Job growth in Lancaster County continued to flatline in May, a new state report shows, but a labor market expert here believes the stagnant situation is temporary.

The number of nonfarm jobs in Lancaster County stayed at 245,400, identical to April’s number and virtually the same as March’s 246,400, according to a state Department of Labor & Industry report released Tuesday.

That May figure is 16,100 jobs shy of the size of the county workforce before the pandemic hit in mid-March 2020: 261,500 jobs. That shortfall comes despite county employers having literally thousands of unfilled job openings, an issue that has persisted for months.

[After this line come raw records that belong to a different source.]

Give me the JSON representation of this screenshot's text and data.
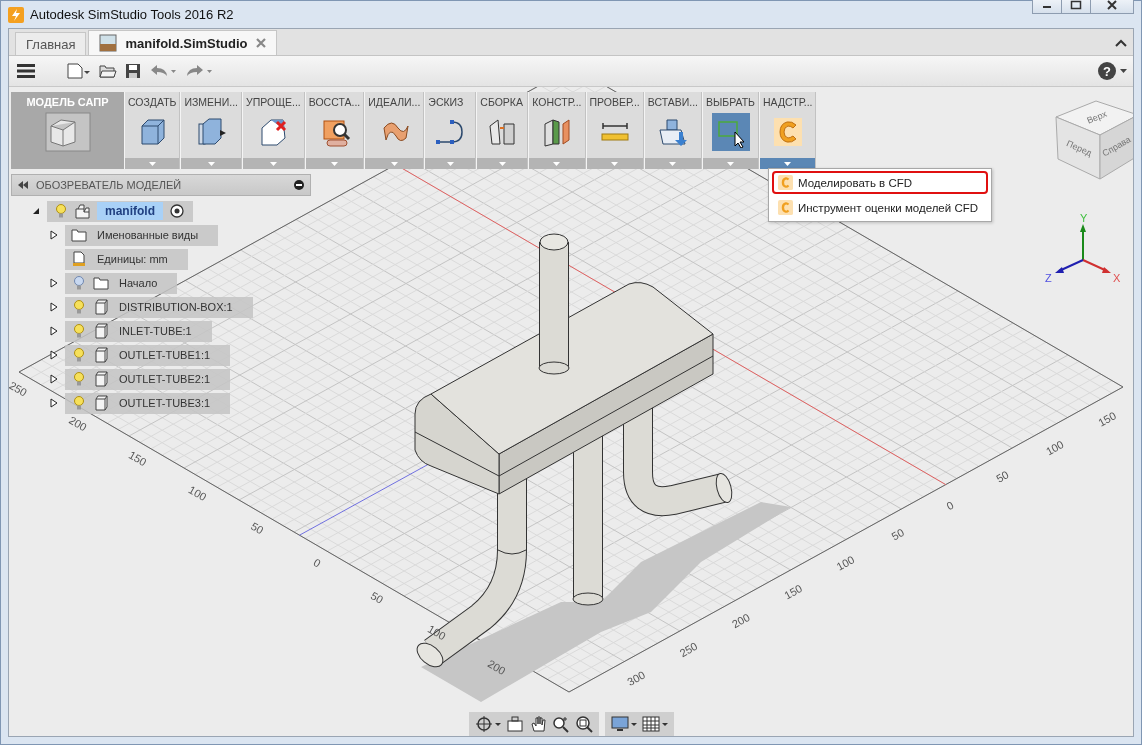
{
  "window": {
    "title": "Autodesk SimStudio Tools 2016 R2"
  },
  "tabs": [
    {
      "label": "Главная",
      "selected": false,
      "closable": false
    },
    {
      "label": "manifold.SimStudio",
      "selected": true,
      "closable": true
    }
  ],
  "toolbar": {
    "help": "?"
  },
  "workspace": {
    "label": "МОДЕЛЬ САПР"
  },
  "ribbon": [
    {
      "label": "СОЗДАТЬ",
      "kind": "create",
      "selected": false,
      "open": false
    },
    {
      "label": "ИЗМЕНИ...",
      "kind": "modify",
      "selected": false,
      "open": false
    },
    {
      "label": "УПРОЩЕ...",
      "kind": "simplify",
      "selected": false,
      "open": false
    },
    {
      "label": "ВОССТА...",
      "kind": "restore",
      "selected": false,
      "open": false
    },
    {
      "label": "ИДЕАЛИ...",
      "kind": "idealize",
      "selected": false,
      "open": false
    },
    {
      "label": "ЭСКИЗ",
      "kind": "sketch",
      "selected": false,
      "open": false
    },
    {
      "label": "СБОРКА",
      "kind": "assemble",
      "selected": false,
      "open": false
    },
    {
      "label": "КОНСТР...",
      "kind": "construct",
      "selected": false,
      "open": false
    },
    {
      "label": "ПРОВЕР...",
      "kind": "inspect",
      "selected": false,
      "open": false
    },
    {
      "label": "ВСТАВИ...",
      "kind": "insert",
      "selected": false,
      "open": false
    },
    {
      "label": "ВЫБРАТЬ",
      "kind": "select",
      "selected": true,
      "open": false
    },
    {
      "label": "НАДСТР...",
      "kind": "addin",
      "selected": false,
      "open": true
    }
  ],
  "addin_menu": [
    {
      "label": "Моделировать в CFD",
      "outlined": true
    },
    {
      "label": "Инструмент оценки моделей CFD",
      "outlined": false
    }
  ],
  "browser": {
    "title": "ОБОЗРЕВАТЕЛЬ МОДЕЛЕЙ",
    "root": {
      "label": "manifold",
      "kind": "assembly",
      "visible": true,
      "expanded": true,
      "selected": true,
      "children": [
        {
          "label": "Именованные виды",
          "kind": "folder",
          "expanded": false
        },
        {
          "label": "Единицы: mm",
          "kind": "units"
        },
        {
          "label": "Начало",
          "kind": "folder",
          "visible": false,
          "expanded": false
        },
        {
          "label": "DISTRIBUTION-BOX:1",
          "kind": "component",
          "visible": true,
          "expanded": false
        },
        {
          "label": "INLET-TUBE:1",
          "kind": "component",
          "visible": true,
          "expanded": false
        },
        {
          "label": "OUTLET-TUBE1:1",
          "kind": "component",
          "visible": true,
          "expanded": false
        },
        {
          "label": "OUTLET-TUBE2:1",
          "kind": "component",
          "visible": true,
          "expanded": false
        },
        {
          "label": "OUTLET-TUBE3:1",
          "kind": "component",
          "visible": true,
          "expanded": false
        }
      ]
    }
  },
  "grid": {
    "left_labels": [
      "250",
      "200",
      "150",
      "100",
      "50",
      "0",
      "50",
      "100",
      "200"
    ],
    "right_labels": [
      "300",
      "250",
      "200",
      "150",
      "100",
      "50",
      "0",
      "50",
      "100",
      "150"
    ]
  },
  "view_cube": {
    "top": "Верх",
    "front": "Перед",
    "right": "Справа"
  },
  "triad": {
    "x": "X",
    "y": "Y",
    "z": "Z"
  }
}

Adam Ozimek, chief economist for Upwork, blamed the lack of job growth on constraints such as federal unemployment benefits that can make staying jobless pay more than taking a job, fears of contracting COVID-19 at a workplace or caregiving/parenting responsibilities.

These restrictions on the supply of labor, he said, “aren't helpful, but they should ease this fall at the latest. I would not worry about the recovery stalling, but I do think this is a rockier path than is desirable.”

The extra federal unemployment benefit of $300 a week, on top of state jobless benefits, is set to run out in September. Schools, senior centers and child-care centers are expected to be open in person full time, barring a new surge in COVID-19 cases.

For some encouraging indicators of a recovery, look at the demand side, said Ozimek, a Lancaster resident who previously worked for Moody’s Analytics before joining Upwork, an online platform that connects freelancers and businesses looking to hire them.

“The demand side continues to bounce back however, as shown by rising prices and growing demand for in-person services,” he pointed out.

The May report offers the latest gauge of how severely the labor market here has been battered by 15 months of economic upheaval.

After the pandemic arrived, the number of nonfarm jobs here plunged to 211,600 in April 2020, then slowly began to rebound, reaching 240,000 in August. It’s been stuck in the 240,000s since.

However, the unemployment rate has continued to improve. After the collapse in nonfarm jobs pushed the rate up to 15.2% in April 2020, the worst since the Great Depression in the 1930s, the rate has steadily dropped. In May, it dipped to 4.7% from April’s 5.3%.

The May mark, the lowest since the pandemic began, reflected a decrease in the number of unemployed county residents, which slid by 1,700 to 13,000. That trend nearly matched a decline in size of the county labor force – the number of countians who have jobs plus the number of people who are jobless but want to work. It fell by 1,800 to 276,900.